I’ve been arguing for a while that a Guarantee Minimum Income (or Universal Basic Income) ought to be combined with a Jobs Guarantee to would make paid work a genuine choice for everyone. To spell this out, the GMI/UBI would make it possible to live decently without paid work, while a Jobs Guarantee would ensure that paid work was available to everyone. As a medium term policy, the best form of GMI would, I think, be the participation income advocated by the late Tony Atkinson. That is, a payment conditional on some form of social contribution, including voluntary work, study and childcare. Support for such a policy entails a direct confrontation with the punitive attitudes behind policies like Work for the Dole, while still maintaining the widely-held principle of reciprocity.

I was going to write more about this, but I just received an article by Felix FitzRoy and Jim Jin, in the Journal of Poverty and Social Justice which presents the argument very well. So, I’ll just recommend that to anyone interested in the issue.

We are all socialists now

Socialism is much more than public ownership of productive enterprises. Still, if there is one policy that clearly distinguishes socialists from their (or rather our) opponents, it is support for public enterprise as a way of organizing large-scale production, and, in particular, as the preferred model for industries characterized by natural monopoly or other major market failures. The opposite view, dominant since the 1970s, is the market liberal framework that favors comprehensive private ownership, with “light-handed” regulation as the response to market “imperfections”.

Now that I’ve explicitly adopted the term “socialist”, I’ve been struck by the fact that I seem to be pushing against an open door. Consistent anti-socialists are pretty hard to find these days. Most of the Australian right favors the compulsory acquisition of the Liddell power station, on the grounds that they don’t like the business decisions of its owner. On that basis, it’s hard to see why we shouldn’t nationalise the entire financial sector.

As regards public infrastructure, the Institute of Public Affairs, once our leading free-market thinktank, has become an advocate for publicly-funded dam projects in Northern Australia, the most notorious of all pork-barrel projects. Malcolm Turnbull is pushing Snowy Hydro 2.0.

These examples illustrate a problem. Having started by rejecting public ownership on principle, market conservatives have no theory to work on when they lose those principles. So, they naturally support the worst kinds of boondoggles, based on political expediency.

As a socialist, I support a mixed economy in which both public and private ownership play important roles. The evidence of the past century shows, in my view, that most large-scale infrastructure should be publicly owned, and operate on a statutory authority model, accountable to the public through governments, but with politicians kept at arms length from day-to-day decisions. On the other hand, small business should be left to private ownership. That leaves a large share of the economy to balance between large for-profit corporations and public enterprise. The design of a mixed economy involves getting that balance right.
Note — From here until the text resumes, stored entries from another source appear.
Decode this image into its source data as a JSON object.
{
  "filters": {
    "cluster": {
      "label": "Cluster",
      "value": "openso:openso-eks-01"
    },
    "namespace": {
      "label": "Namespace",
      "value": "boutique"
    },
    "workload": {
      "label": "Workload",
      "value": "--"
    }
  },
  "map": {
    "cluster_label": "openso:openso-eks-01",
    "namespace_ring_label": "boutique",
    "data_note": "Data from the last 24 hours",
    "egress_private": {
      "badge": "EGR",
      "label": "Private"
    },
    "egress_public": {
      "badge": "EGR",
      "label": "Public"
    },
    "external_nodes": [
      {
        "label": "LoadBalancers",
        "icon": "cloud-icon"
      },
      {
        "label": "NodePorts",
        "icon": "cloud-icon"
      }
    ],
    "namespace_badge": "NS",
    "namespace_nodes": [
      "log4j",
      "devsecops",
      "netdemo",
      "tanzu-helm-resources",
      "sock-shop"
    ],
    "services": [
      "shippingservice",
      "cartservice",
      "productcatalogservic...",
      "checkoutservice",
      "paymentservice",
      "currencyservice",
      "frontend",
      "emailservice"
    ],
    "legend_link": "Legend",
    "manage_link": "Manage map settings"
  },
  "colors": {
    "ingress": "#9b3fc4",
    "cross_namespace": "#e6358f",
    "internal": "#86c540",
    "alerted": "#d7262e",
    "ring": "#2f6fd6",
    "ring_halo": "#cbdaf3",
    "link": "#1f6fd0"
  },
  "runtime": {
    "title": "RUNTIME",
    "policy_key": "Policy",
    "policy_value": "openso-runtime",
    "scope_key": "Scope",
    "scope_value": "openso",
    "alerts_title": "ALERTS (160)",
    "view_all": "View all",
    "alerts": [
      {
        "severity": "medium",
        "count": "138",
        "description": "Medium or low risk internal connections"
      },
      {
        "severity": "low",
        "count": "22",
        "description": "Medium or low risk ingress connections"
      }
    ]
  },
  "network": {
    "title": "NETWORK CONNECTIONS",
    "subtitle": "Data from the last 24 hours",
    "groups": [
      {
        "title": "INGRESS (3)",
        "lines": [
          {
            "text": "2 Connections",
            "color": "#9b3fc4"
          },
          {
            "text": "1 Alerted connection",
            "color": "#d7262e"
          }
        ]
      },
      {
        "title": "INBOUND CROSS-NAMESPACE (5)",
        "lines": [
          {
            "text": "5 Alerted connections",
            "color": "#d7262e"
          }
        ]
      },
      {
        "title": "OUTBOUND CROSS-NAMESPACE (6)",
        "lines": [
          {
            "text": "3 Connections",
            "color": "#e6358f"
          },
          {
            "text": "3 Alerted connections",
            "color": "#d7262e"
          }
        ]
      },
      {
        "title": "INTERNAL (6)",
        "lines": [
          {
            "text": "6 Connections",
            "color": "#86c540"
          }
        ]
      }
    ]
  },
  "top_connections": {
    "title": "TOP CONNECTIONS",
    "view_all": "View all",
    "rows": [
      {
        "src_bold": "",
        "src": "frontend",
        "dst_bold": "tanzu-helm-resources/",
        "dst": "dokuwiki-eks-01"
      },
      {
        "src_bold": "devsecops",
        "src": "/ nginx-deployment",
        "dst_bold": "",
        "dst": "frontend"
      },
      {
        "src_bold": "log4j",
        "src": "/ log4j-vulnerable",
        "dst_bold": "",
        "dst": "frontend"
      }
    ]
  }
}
For socialism and democracy

As I mentioned a while ago, in the years that I’ve been blogging, I’ve described my political perspective as “social-democratic”. In earlier years, I mostly used “democratic socialist”. My reason for the switch was that, in a market liberal/neoliberal era, the term “socialist” had become a statement of aspiration without any concrete meaning or any serious prospect of realisation. By contrast, “social democracy” represented the Keynesian welfare state I was defending against market liberal “reform”.

In the decade since the Global Financial Crisis, things have changed. Socialism still describes an aspiration, rather than a concrete political program, but an aspiration to a better society is what we need now as a positive response to the evident failure of neoliberalism.

On the other side of the ledger, nominally social democratic parties nearly all failed the test of the crisis, accepting to a greater or lesser degree to the politics of austerity. Some, like PASOK in Greece, have paid the price in full. Others, like Labor in Australia, are finally showing some spine. In practice, though, social democracy has come to stand, at best, for technocratic managerialism, and at worst for capitulation to the demands of financial capital.

So, I’ve changed the description of this blog’s perspective to socialist. I haven’t however, adopted the formulation “democratic socialist” which was used, in the 20th century, to emphasise a rejection of the Stalinist claim to have produced “actually existing socialism” in the Soviet Union and elsewhere. That’s no longer necessary.

As has been true for most of the history of the modern world, the only serious threat to democracy is now coming from the right. So, it’s important to defend democracy as well as advancing the case for socialism.